# rubbing the buck with a rag?



## Caitlin (Jan 15, 2013)

I was told to find out if your doe is in heat you can rub a rag on the buck and let the does smell it and they'll do something.
Is this true? And what am i suppose to look for if.they are in heat?


----------



## hallsthirdacrefarm (Mar 30, 2011)

Buck rags have never worked for me...they always act interested in the rag...it's smelles like a strange goat. NOW...If I take the buck rag and rub it on my wether...they have shown more interest in him which has indicated heat for me. You are looking for lots of interest...tail flagging, lip curling, baaing, calling. I did have one doe that got excited and looked behind me to see if there was aboy coming...so that helped...but a real live boy is a better tease. 

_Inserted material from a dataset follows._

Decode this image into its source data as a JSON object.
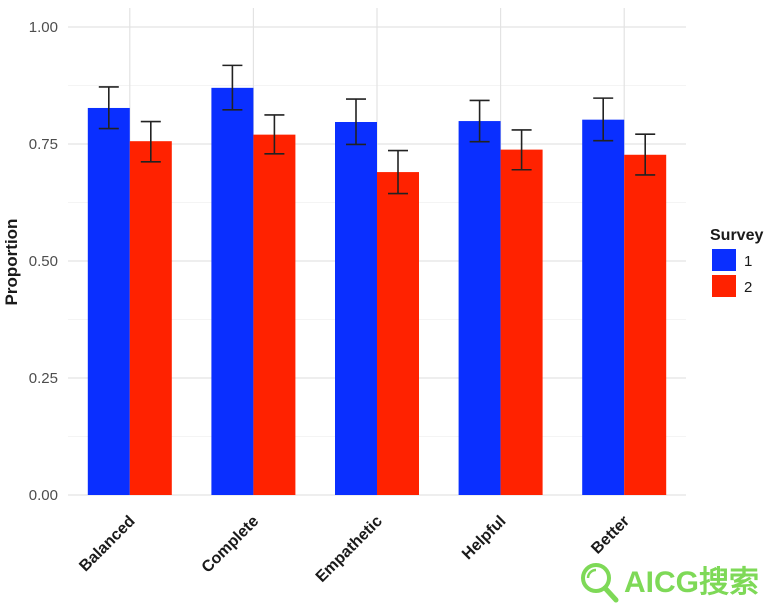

Usually I know anyhow...they call and yell more often, back up to us or squat and pee right in front of us, sniff their own pee and do the flehmen/lip curl thing, mount other does and act...well...crazy


----------



## sweetgoats (Oct 18, 2007)

I have done the buck rag with great success. Take that rag and make sure it smells really good (bad). Go all over their head and where they pee on themselves.

The purpose of the rag is to see when the doe is in heat, it will not bring her in. If she smells the rag and starts wagging her tail, mine have pawed at the rag, then you know they are in heat or going in.


----------



## Caitlin (Jan 15, 2013)

Ok well i gess ill try it then. Thanks


----------



## mjs500doo (Nov 24, 2012)

We used a "wife beater" and made one of the meat wethers wear it around. Lol poor guy!


----------



## happybleats (Sep 12, 2010)

Ive used the rag with success..as Lori said..it wont bring them in heat but my girsl will "flirt" with it...or just show more interest init. I have a few girls who can care less lol...but for the most part..it works..It does have to be real smelly....I do like the idea of the wether...but feel sorry for him..like taking a girl tothe prom but never getting to dance with her lol...


----------